Monique Pinçon-Charlot : quand le pseudo service public est partial, fermé et brutal
par Laurent Herblay
samedi 6 avril 2019
C’est un papier d’Acrimed qui m’a alerté sur l’incroyable interview de Monique Pinçon-Charlot sur le plateau de C l’hebdo, émission qui s’était déjà illustrée par le traitement assez biaisé du débat sur le hijab de Décathlon entre Zineb El Rhazoui et Aurélien Taché il y a un mois. Derrière une forme assez douce, la prise de recul sur les mécanismes de cette émission est profondément révoltante.
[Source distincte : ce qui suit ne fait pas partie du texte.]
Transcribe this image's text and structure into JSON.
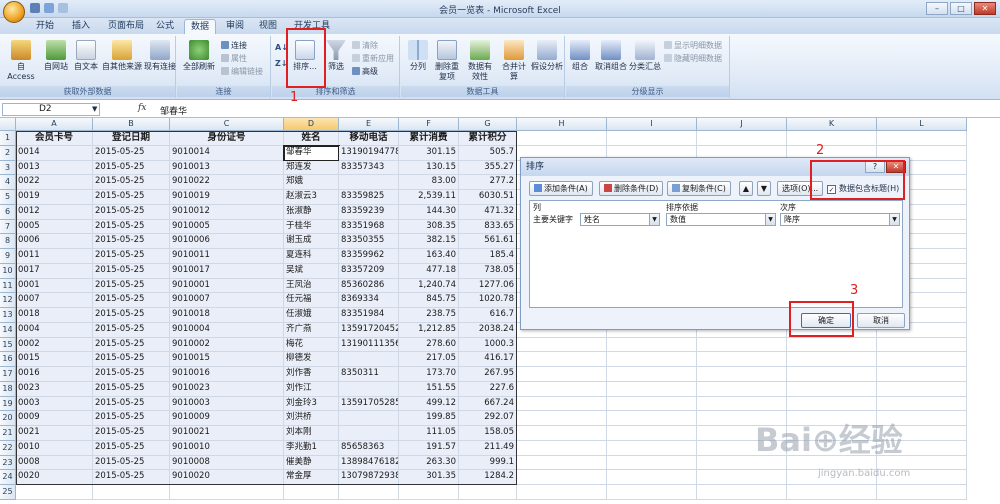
{
  "window": {
    "title": "会员一览表 - Microsoft Excel"
  },
  "ribbon_tabs": [
    "开始",
    "插入",
    "页面布局",
    "公式",
    "数据",
    "审阅",
    "视图",
    "开发工具"
  ],
  "active_tab": "数据",
  "ribbon": {
    "groups": {
      "external": "获取外部数据",
      "connections": "连接",
      "sortfilter": "排序和筛选",
      "datatools": "数据工具",
      "outline": "分级显示"
    },
    "buttons": {
      "from_access": "自 Access",
      "from_web": "自网站",
      "from_text": "自文本",
      "from_other": "自其他来源",
      "existing": "现有连接",
      "refresh_all": "全部刷新",
      "connections": "连接",
      "properties": "属性",
      "edit_links": "编辑链接",
      "sort": "排序...",
      "filter": "筛选",
      "clear": "清除",
      "reapply": "重新应用",
      "advanced": "高级",
      "split": "分列",
      "remove_dup": "删除重复项",
      "validation": "数据有效性",
      "consolidate": "合并计算",
      "whatif": "假设分析",
      "group": "组合",
      "ungroup": "取消组合",
      "subtotal": "分类汇总",
      "show_detail": "显示明细数据",
      "hide_detail": "隐藏明细数据"
    }
  },
  "formula_bar": {
    "name_box": "D2",
    "fx": "fx",
    "content": "邹春华"
  },
  "columns": [
    "A",
    "B",
    "C",
    "D",
    "E",
    "F",
    "G",
    "H",
    "I",
    "J",
    "K",
    "L"
  ],
  "headers": [
    "会员卡号",
    "登记日期",
    "身份证号",
    "姓名",
    "移动电话",
    "累计消费",
    "累计积分"
  ],
  "rows": [
    [
      "0014",
      "2015-05-25",
      "9010014",
      "邹春华",
      "13190194778",
      "301.15",
      "505.7"
    ],
    [
      "0013",
      "2015-05-25",
      "9010013",
      "郑连发",
      "83357343",
      "130.15",
      "355.27"
    ],
    [
      "0022",
      "2015-05-25",
      "9010022",
      "郑娥",
      "",
      "83.00",
      "277.2"
    ],
    [
      "0019",
      "2015-05-25",
      "9010019",
      "赵淑云3",
      "83359825",
      "2,539.11",
      "6030.51"
    ],
    [
      "0012",
      "2015-05-25",
      "9010012",
      "张淑静",
      "83359239",
      "144.30",
      "471.32"
    ],
    [
      "0005",
      "2015-05-25",
      "9010005",
      "于桂华",
      "83351968",
      "308.35",
      "833.65"
    ],
    [
      "0006",
      "2015-05-25",
      "9010006",
      "谢玉成",
      "83350355",
      "382.15",
      "561.61"
    ],
    [
      "0011",
      "2015-05-25",
      "9010011",
      "夏连科",
      "83359962",
      "163.40",
      "185.4"
    ],
    [
      "0017",
      "2015-05-25",
      "9010017",
      "吴斌",
      "83357209",
      "477.18",
      "738.05"
    ],
    [
      "0001",
      "2015-05-25",
      "9010001",
      "王凤治",
      "85360286",
      "1,240.74",
      "1277.06"
    ],
    [
      "0007",
      "2015-05-25",
      "9010007",
      "任元福",
      "8369334",
      "845.75",
      "1020.78"
    ],
    [
      "0018",
      "2015-05-25",
      "9010018",
      "任淑娥",
      "83351984",
      "238.75",
      "616.7"
    ],
    [
      "0004",
      "2015-05-25",
      "9010004",
      "齐广燕",
      "13591720452",
      "1,212.85",
      "2038.24"
    ],
    [
      "0002",
      "2015-05-25",
      "9010002",
      "梅花",
      "13190111356",
      "278.60",
      "1000.3"
    ],
    [
      "0015",
      "2015-05-25",
      "9010015",
      "柳德发",
      "",
      "217.05",
      "416.17"
    ],
    [
      "0016",
      "2015-05-25",
      "9010016",
      "刘作香",
      "8350311",
      "173.70",
      "267.95"
    ],
    [
      "0023",
      "2015-05-25",
      "9010023",
      "刘作江",
      "",
      "151.55",
      "227.6"
    ],
    [
      "0003",
      "2015-05-25",
      "9010003",
      "刘金玲3",
      "13591705285",
      "499.12",
      "667.24"
    ],
    [
      "0009",
      "2015-05-25",
      "9010009",
      "刘洪桥",
      "",
      "199.85",
      "292.07"
    ],
    [
      "0021",
      "2015-05-25",
      "9010021",
      "刘本刚",
      "",
      "111.05",
      "158.05"
    ],
    [
      "0010",
      "2015-05-25",
      "9010010",
      "李兆勤1",
      "85658363",
      "191.57",
      "211.49"
    ],
    [
      "0008",
      "2015-05-25",
      "9010008",
      "催美静",
      "13898476182",
      "263.30",
      "999.1"
    ],
    [
      "0020",
      "2015-05-25",
      "9010020",
      "常金厚",
      "13079872938",
      "301.35",
      "1284.2"
    ]
  ],
  "row_numbers": [
    "1",
    "2",
    "3",
    "4",
    "5",
    "6",
    "7",
    "8",
    "9",
    "10",
    "11",
    "12",
    "13",
    "14",
    "15",
    "16",
    "17",
    "18",
    "19",
    "20",
    "21",
    "22",
    "23",
    "24",
    "25"
  ],
  "dialog": {
    "title": "排序",
    "add_level": "添加条件(A)",
    "delete_level": "删除条件(D)",
    "copy_level": "复制条件(C)",
    "options": "选项(O)...",
    "has_headers": "数据包含标题(H)",
    "col_header": "列",
    "sort_on_header": "排序依据",
    "order_header": "次序",
    "primary_key": "主要关键字",
    "key_value": "姓名",
    "sort_on_value": "数值",
    "order_value": "降序",
    "ok": "确定",
    "cancel": "取消"
  },
  "annotations": {
    "one": "1",
    "two": "2",
    "three": "3"
  },
  "watermark": {
    "main": "Bai⊕经验",
    "sub": "jingyan.baidu.com"
  }
}
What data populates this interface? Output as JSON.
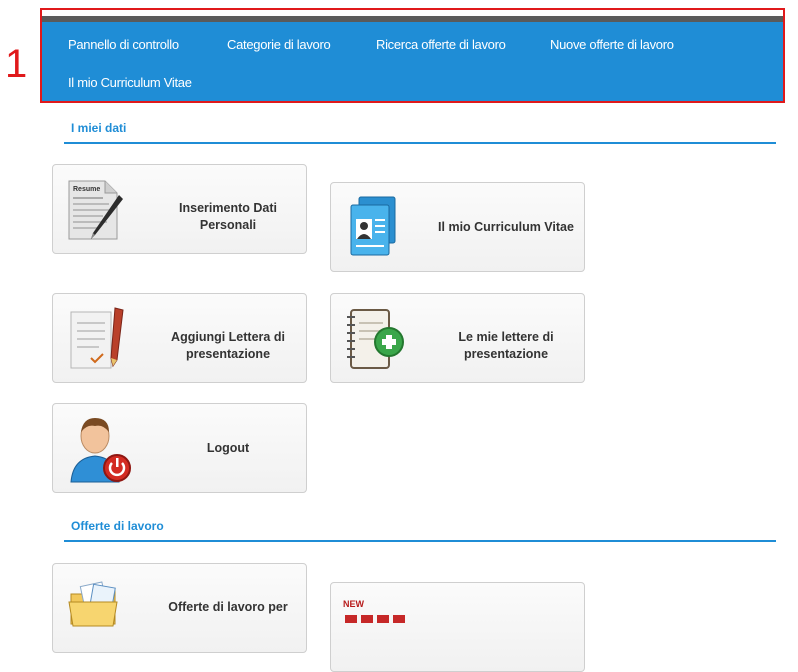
{
  "annotation": {
    "number": "1"
  },
  "nav": {
    "items": [
      {
        "label": "Pannello di controllo"
      },
      {
        "label": "Categorie di lavoro"
      },
      {
        "label": "Ricerca offerte di lavoro"
      },
      {
        "label": "Nuove offerte di lavoro"
      },
      {
        "label": "Il mio Curriculum Vitae"
      }
    ]
  },
  "sections": {
    "my_data": {
      "title": "I miei dati",
      "tiles": {
        "personal_data": {
          "label": "Inserimento Dati Personali",
          "icon": "resume-pen-icon"
        },
        "my_cv": {
          "label": "Il mio Curriculum Vitae",
          "icon": "cv-document-icon"
        },
        "add_cover_letter": {
          "label": "Aggiungi Lettera di presentazione",
          "icon": "letter-pen-icon"
        },
        "my_cover_letters": {
          "label": "Le mie lettere di presentazione",
          "icon": "notebook-add-icon"
        },
        "logout": {
          "label": "Logout",
          "icon": "user-power-icon"
        }
      }
    },
    "job_offers": {
      "title": "Offerte di lavoro",
      "tiles": {
        "offers_for": {
          "label": "Offerte di lavoro per",
          "icon": "folder-documents-icon"
        },
        "new_jobs": {
          "label": "NEW",
          "icon": "new-jobs-icon"
        }
      }
    }
  },
  "colors": {
    "navbar": "#1f8dd6",
    "accent": "#1f8dd6",
    "annotation": "#e0191b"
  }
}
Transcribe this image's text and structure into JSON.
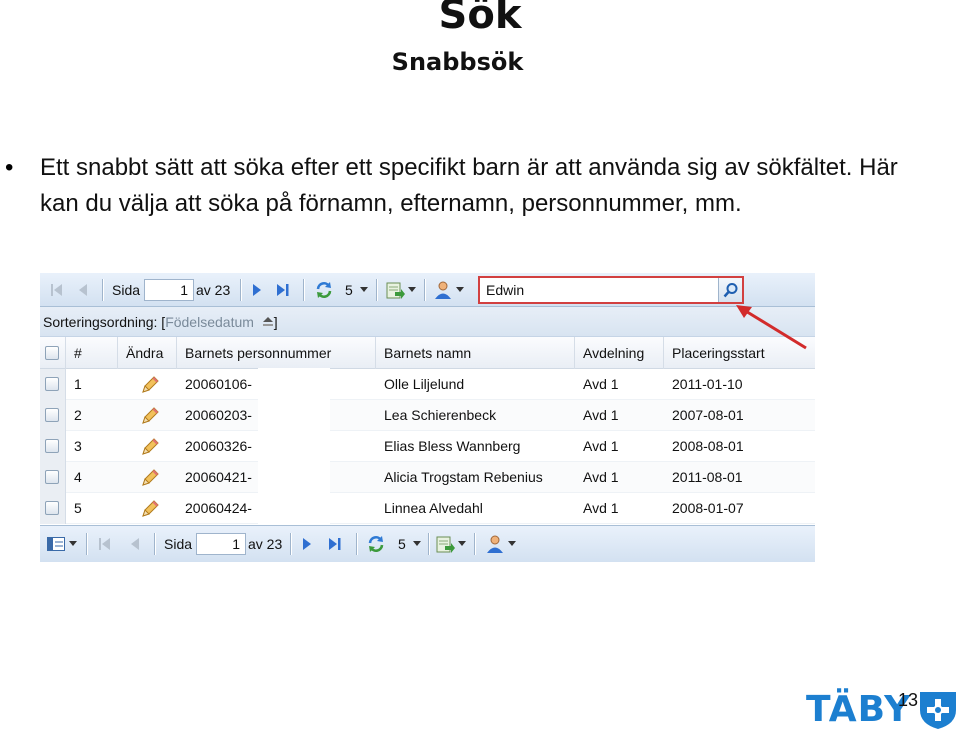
{
  "slide": {
    "title": "Sök",
    "subtitle": "Snabbsök",
    "bullet": "Ett snabbt sätt att söka efter ett specifikt barn är att använda sig av sökfältet. Här kan du välja att söka på förnamn, efternamn, personnummer, mm.",
    "page_number": "13",
    "logo_text": "TÄBY"
  },
  "toolbar": {
    "page_label": "Sida",
    "page_value": "1",
    "page_total": "av 23",
    "page_size": "5",
    "search_value": "Edwin"
  },
  "sort": {
    "label": "Sorteringsordning:",
    "field": "Födelsedatum"
  },
  "columns": [
    "#",
    "Ändra",
    "Barnets personnummer",
    "Barnets namn",
    "Avdelning",
    "Placeringsstart"
  ],
  "rows": [
    {
      "num": "1",
      "pnr": "20060106-",
      "name": "Olle Liljelund",
      "avd": "Avd 1",
      "start": "2011-01-10"
    },
    {
      "num": "2",
      "pnr": "20060203-",
      "name": "Lea Schierenbeck",
      "avd": "Avd 1",
      "start": "2007-08-01"
    },
    {
      "num": "3",
      "pnr": "20060326-",
      "name": "Elias Bless Wannberg",
      "avd": "Avd 1",
      "start": "2008-08-01"
    },
    {
      "num": "4",
      "pnr": "20060421-",
      "name": "Alicia Trogstam Rebenius",
      "avd": "Avd 1",
      "start": "2011-08-01"
    },
    {
      "num": "5",
      "pnr": "20060424-",
      "name": "Linnea Alvedahl",
      "avd": "Avd 1",
      "start": "2008-01-07"
    }
  ],
  "colors": {
    "highlight": "#d24040",
    "logo": "#1c7fd0",
    "toolbar_bg": "#d3e1f1",
    "nav_arrow": "#2f6fd1"
  },
  "icons": [
    "first-page-icon",
    "prev-page-icon",
    "next-page-icon",
    "last-page-icon",
    "refresh-icon",
    "export-icon",
    "user-filter-icon",
    "search-icon",
    "edit-pencil-icon",
    "column-menu-icon",
    "checkbox-icon"
  ]
}
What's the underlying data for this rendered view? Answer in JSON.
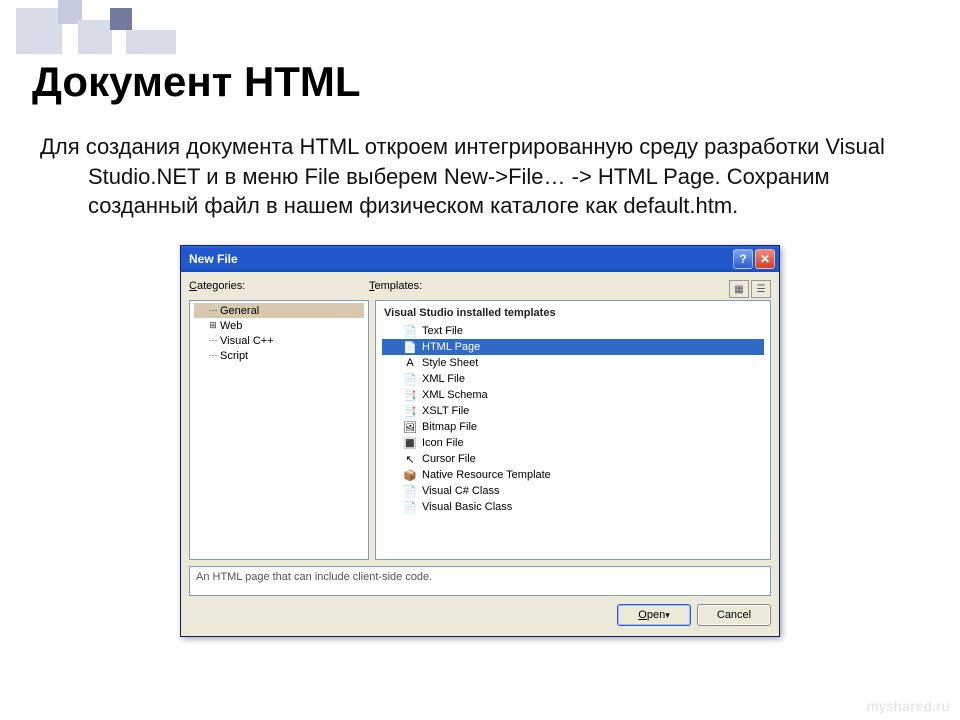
{
  "slide": {
    "title": "Документ HTML",
    "body": "Для создания документа HTML откроем интегрированную среду разработки Visual Studio.NET и в меню File выберем New->File… -> HTML Page. Сохраним созданный файл в нашем физическом каталоге как default.htm.",
    "watermark": "myshared.ru"
  },
  "dialog": {
    "title": "New File",
    "categories_label": "Categories:",
    "templates_label": "Templates:",
    "categories": [
      {
        "label": "General",
        "selected": true,
        "expandable": false
      },
      {
        "label": "Web",
        "selected": false,
        "expandable": true
      },
      {
        "label": "Visual C++",
        "selected": false,
        "expandable": false
      },
      {
        "label": "Script",
        "selected": false,
        "expandable": false
      }
    ],
    "templates_group": "Visual Studio installed templates",
    "templates": [
      {
        "label": "Text File",
        "icon": "📄",
        "selected": false
      },
      {
        "label": "HTML Page",
        "icon": "📄",
        "selected": true
      },
      {
        "label": "Style Sheet",
        "icon": "A",
        "selected": false
      },
      {
        "label": "XML File",
        "icon": "📄",
        "selected": false
      },
      {
        "label": "XML Schema",
        "icon": "📑",
        "selected": false
      },
      {
        "label": "XSLT File",
        "icon": "📑",
        "selected": false
      },
      {
        "label": "Bitmap File",
        "icon": "🖼",
        "selected": false
      },
      {
        "label": "Icon File",
        "icon": "🔳",
        "selected": false
      },
      {
        "label": "Cursor File",
        "icon": "↖",
        "selected": false
      },
      {
        "label": "Native Resource Template",
        "icon": "📦",
        "selected": false
      },
      {
        "label": "Visual C# Class",
        "icon": "📄",
        "selected": false
      },
      {
        "label": "Visual Basic Class",
        "icon": "📄",
        "selected": false
      }
    ],
    "description": "An HTML page that can include client-side code.",
    "open_label": "Open",
    "cancel_label": "Cancel"
  }
}
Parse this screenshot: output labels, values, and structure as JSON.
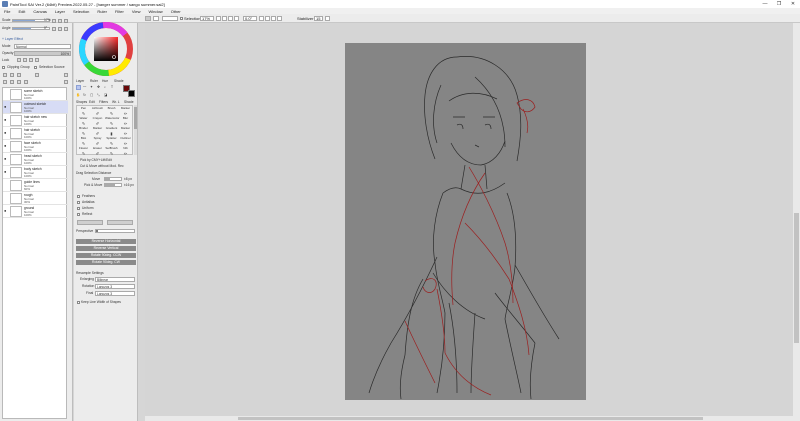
{
  "window": {
    "title": "PaintTool SAI Ver.2 (64bit) Preview.2022.05.27 - [hanger summer / sango summer.sai2]",
    "minimize_glyph": "—",
    "maximize_glyph": "❐",
    "close_glyph": "✕"
  },
  "menu": [
    "File",
    "Edit",
    "Canvas",
    "Layer",
    "Selection",
    "Ruler",
    "Filter",
    "View",
    "Window",
    "Other"
  ],
  "toolbar": {
    "selection_label": "Selection",
    "zoom_value": "17%",
    "angle_value": "0.0°",
    "stabilizer_label": "Stabilizer",
    "stabilizer_value": "15"
  },
  "layer_properties": {
    "rows": [
      {
        "label": "Scale",
        "value": "17%"
      },
      {
        "label": "Angle",
        "value": "0°"
      }
    ],
    "layer_effect_label": "+ Layer Effect",
    "mode_label": "Mode",
    "mode_value": "Normal",
    "opacity_label": "Opacity",
    "opacity_value": "100%",
    "lock_label": "Lock",
    "clipping_group_label": "Clipping Group",
    "selection_source_label": "Selection Source"
  },
  "layers": [
    {
      "name": "some sketch",
      "mode": "Normal",
      "opacity": "100%",
      "selected": false,
      "visible": false
    },
    {
      "name": "outmost sketch",
      "mode": "Normal",
      "opacity": "100%",
      "selected": true,
      "visible": true
    },
    {
      "name": "hair sketch new",
      "mode": "Normal",
      "opacity": "100%",
      "selected": false,
      "visible": true
    },
    {
      "name": "hair sketch",
      "mode": "Normal",
      "opacity": "100%",
      "selected": false,
      "visible": true
    },
    {
      "name": "face sketch",
      "mode": "Normal",
      "opacity": "100%",
      "selected": false,
      "visible": true
    },
    {
      "name": "head sketch",
      "mode": "Normal",
      "opacity": "100%",
      "selected": false,
      "visible": true
    },
    {
      "name": "body sketch",
      "mode": "Normal",
      "opacity": "100%",
      "selected": false,
      "visible": true
    },
    {
      "name": "guide lines",
      "mode": "Normal",
      "opacity": "60%",
      "selected": false,
      "visible": false
    },
    {
      "name": "rough",
      "mode": "Normal",
      "opacity": "30%",
      "selected": false,
      "visible": false
    },
    {
      "name": "ground",
      "mode": "Normal",
      "opacity": "100%",
      "selected": false,
      "visible": true
    }
  ],
  "color": {
    "primary": "#6b0a0a",
    "secondary": "#000000",
    "tabs": [
      "Layer",
      "Ruler",
      "Hue",
      "Shade"
    ]
  },
  "tools": {
    "tabs": [
      "Shapes",
      "Edit",
      "Filters",
      "Wr. L",
      "Shade"
    ],
    "grid": [
      {
        "name": "Pen",
        "icon": "pen-icon"
      },
      {
        "name": "Airbrush",
        "icon": "airbrush-icon"
      },
      {
        "name": "Brush",
        "icon": "brush-icon"
      },
      {
        "name": "Marker",
        "icon": "marker-icon"
      },
      {
        "name": "Water",
        "icon": "water-icon"
      },
      {
        "name": "Crayon",
        "icon": "crayon-icon"
      },
      {
        "name": "Watercolor",
        "icon": "watercolor-icon"
      },
      {
        "name": "Blur",
        "icon": "blur-icon"
      },
      {
        "name": "Binder",
        "icon": "binder-icon"
      },
      {
        "name": "Marker",
        "icon": "marker2-icon"
      },
      {
        "name": "Gradient",
        "icon": "gradient-icon"
      },
      {
        "name": "Marker",
        "icon": "marker3-icon"
      },
      {
        "name": "Blot",
        "icon": "blot-icon"
      },
      {
        "name": "Spray",
        "icon": "spray-icon"
      },
      {
        "name": "Splatter",
        "icon": "splatter-icon"
      },
      {
        "name": "Outliner",
        "icon": "outliner-icon"
      },
      {
        "name": "Flower",
        "icon": "flower-icon"
      },
      {
        "name": "Eraser",
        "icon": "eraser-icon"
      },
      {
        "name": "SelBrush",
        "icon": "selbrush-icon"
      },
      {
        "name": "Nib",
        "icon": "nib-icon"
      }
    ],
    "pick_cmy_label": "Pick by CMY+Lift/Edit",
    "cut_move_label": "Cut & Move without Mod. Rec",
    "drag_section_label": "Drag Selection Distance",
    "move_label": "Move",
    "move_value": "±8 px",
    "pick_move_label": "Pick & Move",
    "pick_move_value": "±16 px",
    "checkbox_labels": [
      "Feathers",
      "Antialias",
      "Uniform",
      "Reflect"
    ],
    "perspective_label": "Perspective",
    "reverse_horizontal": "Reverse Horizontal",
    "reverse_vertical": "Reverse Vertical",
    "rotate_90_ccw": "Rotate 90deg. CCW",
    "rotate_90_cw": "Rotate 90deg. CW",
    "resample_label": "Resample Settings",
    "enlarging_label": "Enlarging",
    "enlarging_value": "Bilinear",
    "rotation_label": "Rotation",
    "rotation_value": "Lanczos 3",
    "final_label": "Final",
    "final_value": "Lanczos 3",
    "keep_line_width_label": "Keep Line Width of Shapes"
  }
}
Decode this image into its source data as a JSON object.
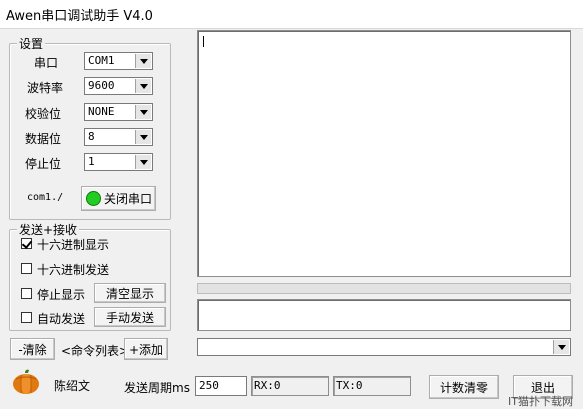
{
  "window": {
    "title": "Awen串口调试助手 V4.0"
  },
  "settings": {
    "legend": "设置",
    "port_label": "串口",
    "port_value": "COM1",
    "baud_label": "波特率",
    "baud_value": "9600",
    "parity_label": "校验位",
    "parity_value": "NONE",
    "databits_label": "数据位",
    "databits_value": "8",
    "stopbits_label": "停止位",
    "stopbits_value": "1",
    "status_text": "com1./",
    "toggle_button": "关闭串口",
    "led_color": "#22cc22"
  },
  "sendrecv": {
    "legend": "发送+接收",
    "hex_display": {
      "label": "十六进制显示",
      "checked": true
    },
    "hex_send": {
      "label": "十六进制发送",
      "checked": false
    },
    "stop_display": {
      "label": "停止显示",
      "checked": false
    },
    "clear_display": "清空显示",
    "auto_send": {
      "label": "自动发送",
      "checked": false
    },
    "manual_send": "手动发送"
  },
  "command": {
    "clear": "-清除",
    "list": "<命令列表>",
    "add": "+添加"
  },
  "footer": {
    "author": "陈绍文",
    "period_label": "发送周期ms",
    "period_value": "250",
    "rx": "RX:0",
    "tx": "TX:0",
    "count_clear": "计数清零",
    "exit": "退出"
  },
  "watermark": "IT猫扑下载网"
}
Les chiens de garde de l’oligolibéralisme
Bien sûr, il faut veiller aux généralisations abusives. Après tout, Ismaël Emelien en a fait la douloureuse expérience la semaine dernière sur le plateau de l’émission pourtant politiquement correcte C’est à Vous, de la même chaine. Patrick Cohen l’a placé face à ses contradictions fermement, démontrant qu’il n’est pas un défenseur sans nuance du macronisme. Mais si parfois le dit service public fait un bon travail, comme le fait Elise Lucet en général, trop souvent, les journalistes du service public se font, consciemment ou pas, les ayatollah de la pensée dominante oligolibérale, défendant de facto les 1% contre les 99% ou des visions contraires à notre société, comme le communautarisme.
La réception de Monique Pinçon-Charlot sur le plateau de C l’hebdo est probablement un des cas les plus emblématiques. A priori, la thèse de la sociologue, « Macron, président des ultra-riches » ne prête guère à la polémique. Même le Monde, pourtant grand défenseur de la majorité actuelle, doit bien reconnaître, au regard de l’impact des mesures fiscales du gouvernement sur les ménages, que sa politique favorise outrageusement les ultra-riches. En effet, selon l’institut des finances publiques, les 1% des ménages les plus riches ont gagné près de 6% de pouvoir d’achat, quand les 22% les plus modestes ont perdu jusqu’à 1% de pouvoir d’achat, les classes moyennes gagnant 1%.
Il eut été intéressant d’inviter un économiste, qui aurait pu compléter les propos de la sociologue qui a consacré sa vie à étudier les plus riches et qui est stupéfaite de constater que Macron va bien plus loin encore que Sarkozy, notamment avec la flat tax sur les revenus du capital, qui ramène à 12,8% l’imposition de ces revenus (le 30% comprend les prélèvements sociaux), un taux dérisoire par rapport à l’imposition des revenus. Mais non, la meute de 5 contradicteurs et l’arbitre partial ont construit une défense de Macron en expurgeant du débat les éléments gênants pour se concentrer sur quelques éléments de défense bien choisis pour redorer l’image du monarque présidentiel.
D’abord, le fait qu’il a réussi des concours anonymes et son ascension hors parti, pour contre-carrer le fait qu’il serait le candidat du système. Une défense un peu dérisoire pour l’ancien conseiller des deux précédents présidents, ancien ministre, et largement appuyé par une partie des médias. Ensuite, une volée de bois vert à Monique Pinçon-Charlot pour avoir dit qu’il était le « candidat de la banque », en affirmant que cela nourrit les théories du complot, alors même que la sociologue souligne qu’elle est parle du capitalisme financier en général. Bref, l’émission donnait l’impression d’être un procès aux relents totalitaires, totalement inégal, à 6 contre 1, laissant bien peu de temps à la sociologue…
Merci à Acrimed pour ce joli décryptage de cette forfaiture de service public, une véritable honte journaliste d’autant plus choquante que le sujet ne devrait pas porter à polémique. Quelle misère de voir une telle émission aussi caricaturalement biaisée ! La liberté dont se prévalent ces journalistes serait plus crédible s’ils ne versaient pas si facilement dans la défense de Macron.